Avec : Flavio Bauraqui, Caco Ciocler, Werner Schünemann, Antonio Pompeo.

Drame : Une histoire d’amitié presque fraternelle, donc. Deux gars, copains d’enfance, se retrouvent en taule, l’un pour ses idées, l’autre pour ses méfaits... Le scénario coécrit par l’auteur du bouquin La cité de dieu , Paulo Lins, n’en est pas moins ratatouillesque... D’autant plus que la mise en images est catastrophique ! Je pèse mes mots. Lucia Murat nous balade des années cinquante et soixante-dix à l’époque actuelle dans le plus grand désordre... genre “art moderne”, tu vois... On n’y pige que lerche bien évidemment et tout est du même ordre et désordre... Acteurs, dialogues, propos (?)... tout cela est fort proche de l’infantilisme le plus aigu et de l’amateurisme le plus virtuose...! C’est tellement nul que je ne sais même plus si les intentions étaient bonnes... Sans doute... Ah, n’est pas Salles ou Meirelles qui veut... !

 

 

UNE BELLE JOURNEE - (On a Clear Day) de Gaby Dellal. (0/20) 1
Grande-Bretagne - Couleur, 1h45 - 2004.
Avec : Peter Mullan, Brenda Blethyn, Billy Boyd, Ron Boyd, Ron Cook.

Comédie dramatique : A l’instar de The Full Monty de sinistre mémoire (où des chômeurs se foutent à poil pour gagner du fric !) et de quelques autres “sous-Ken Loach” ou “sous-Mike Leigh” à la sauce socio-britannique, l’on nous propose ici une nouvelle solution pour ne pas s’emmerder lorsqu’on est viré puis au chômage... Le “zéro” de cette formule inédite est un gars vieillissant qui aime bien la natation et qui soudain décide de traverser la Manche à la nage... Why not ? Inutile de préciser que c’est un mec vachement digne et courageux et que donc il va surmonter toutes les difficultés qui se présentent à lui, y compris un terrible drame familal.
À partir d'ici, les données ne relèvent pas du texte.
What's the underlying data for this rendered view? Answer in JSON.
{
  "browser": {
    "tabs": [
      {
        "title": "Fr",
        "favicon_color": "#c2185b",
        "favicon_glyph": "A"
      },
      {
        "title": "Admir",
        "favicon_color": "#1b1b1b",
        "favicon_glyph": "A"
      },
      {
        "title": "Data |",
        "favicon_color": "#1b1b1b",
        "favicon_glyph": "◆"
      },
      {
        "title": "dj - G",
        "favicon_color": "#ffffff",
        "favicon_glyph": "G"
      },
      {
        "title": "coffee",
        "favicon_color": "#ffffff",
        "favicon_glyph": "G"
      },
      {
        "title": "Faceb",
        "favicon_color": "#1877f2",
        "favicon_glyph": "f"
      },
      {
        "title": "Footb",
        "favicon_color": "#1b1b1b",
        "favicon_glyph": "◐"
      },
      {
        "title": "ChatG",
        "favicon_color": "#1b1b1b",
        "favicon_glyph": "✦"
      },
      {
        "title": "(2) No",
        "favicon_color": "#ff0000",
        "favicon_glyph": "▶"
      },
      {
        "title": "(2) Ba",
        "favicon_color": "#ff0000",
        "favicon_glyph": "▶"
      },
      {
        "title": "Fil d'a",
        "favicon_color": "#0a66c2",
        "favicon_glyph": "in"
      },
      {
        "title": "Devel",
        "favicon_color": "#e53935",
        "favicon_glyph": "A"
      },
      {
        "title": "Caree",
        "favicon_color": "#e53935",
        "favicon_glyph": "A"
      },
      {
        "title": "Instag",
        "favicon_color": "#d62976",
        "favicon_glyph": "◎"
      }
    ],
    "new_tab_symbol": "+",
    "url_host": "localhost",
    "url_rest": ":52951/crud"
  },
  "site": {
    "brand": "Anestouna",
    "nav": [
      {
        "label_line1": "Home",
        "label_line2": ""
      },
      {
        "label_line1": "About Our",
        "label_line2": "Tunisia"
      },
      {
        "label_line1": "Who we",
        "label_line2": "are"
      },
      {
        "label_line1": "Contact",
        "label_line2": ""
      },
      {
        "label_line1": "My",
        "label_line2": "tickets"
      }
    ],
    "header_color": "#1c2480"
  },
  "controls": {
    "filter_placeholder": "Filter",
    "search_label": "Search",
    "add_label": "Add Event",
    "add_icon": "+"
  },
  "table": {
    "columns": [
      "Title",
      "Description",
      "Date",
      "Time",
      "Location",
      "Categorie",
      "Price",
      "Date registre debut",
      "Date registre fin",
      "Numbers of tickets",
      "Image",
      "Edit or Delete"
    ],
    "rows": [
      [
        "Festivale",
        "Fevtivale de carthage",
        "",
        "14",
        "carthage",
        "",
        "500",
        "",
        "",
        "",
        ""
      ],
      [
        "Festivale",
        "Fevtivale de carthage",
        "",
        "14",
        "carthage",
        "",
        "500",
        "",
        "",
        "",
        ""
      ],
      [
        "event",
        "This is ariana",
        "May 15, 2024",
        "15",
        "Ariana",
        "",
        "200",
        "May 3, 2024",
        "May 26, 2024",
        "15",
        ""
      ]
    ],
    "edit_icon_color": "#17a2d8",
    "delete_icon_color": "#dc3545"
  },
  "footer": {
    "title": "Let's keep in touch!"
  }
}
Le tout composé des mille et un poncifs du genre désormais consacré... Pas un cliché ne manque, que l’on se rassure ! Espère-t-on sérieusement consoler de la sorte les sans-emploi de longue durée...?

 

 

WE DON’T LIVE HERE ANYMORE - de John Curran. (4/20) 1
USA - Couleur, 1h41 - 2004.
Avec : Naomi Watts, Mark Ruffalo, Laura Dern, Peter Krause, Jennifer Bishop.

Drame : Avec Forty Shades of Blue, voici le deuxième drame sentimental américain de la semaine. Deux couples vivant dans le même temps le même type de malaise vont devenir échangistes sans le vouloir... et sans le savoir... durant un certain temps du moins... D’une part, tu as l’adipeux Ruffalo Bill et sa sorcière mal-aimée Laura Dern; d’autre part, un insignifiant Peter Krause et dans le rôle de son épouse, la nouvelle King Kong Girl, Naomi Watts - la seule convaincante (qui par ailleurs est co-productrice de ce film). Il s’agit de deux couples liés par une amitié de longue date... et... eh bien... pour tout dire... l’on se fiche de leur crise presque à cent pour cent... Certes, outre la belle présence de Naomi, il y a quelques passages relativement prenants; l’image est chouette pour une fois et la musique de premier choix... Je sais, je sais, je suis un peu à court d’inspiration rapport à cette toute petite et très modeste “toile”... Désolé... Mais, bien que le film ait obtenu le prix du meilleur scénario au festival de Sundance 2004... c’est un peu léger tout ça... pâle... blême... voire livide... Bon, j’arrête d’aligner les synonymes... Après tout, c’est peut-être moi qui n’ai rien compris...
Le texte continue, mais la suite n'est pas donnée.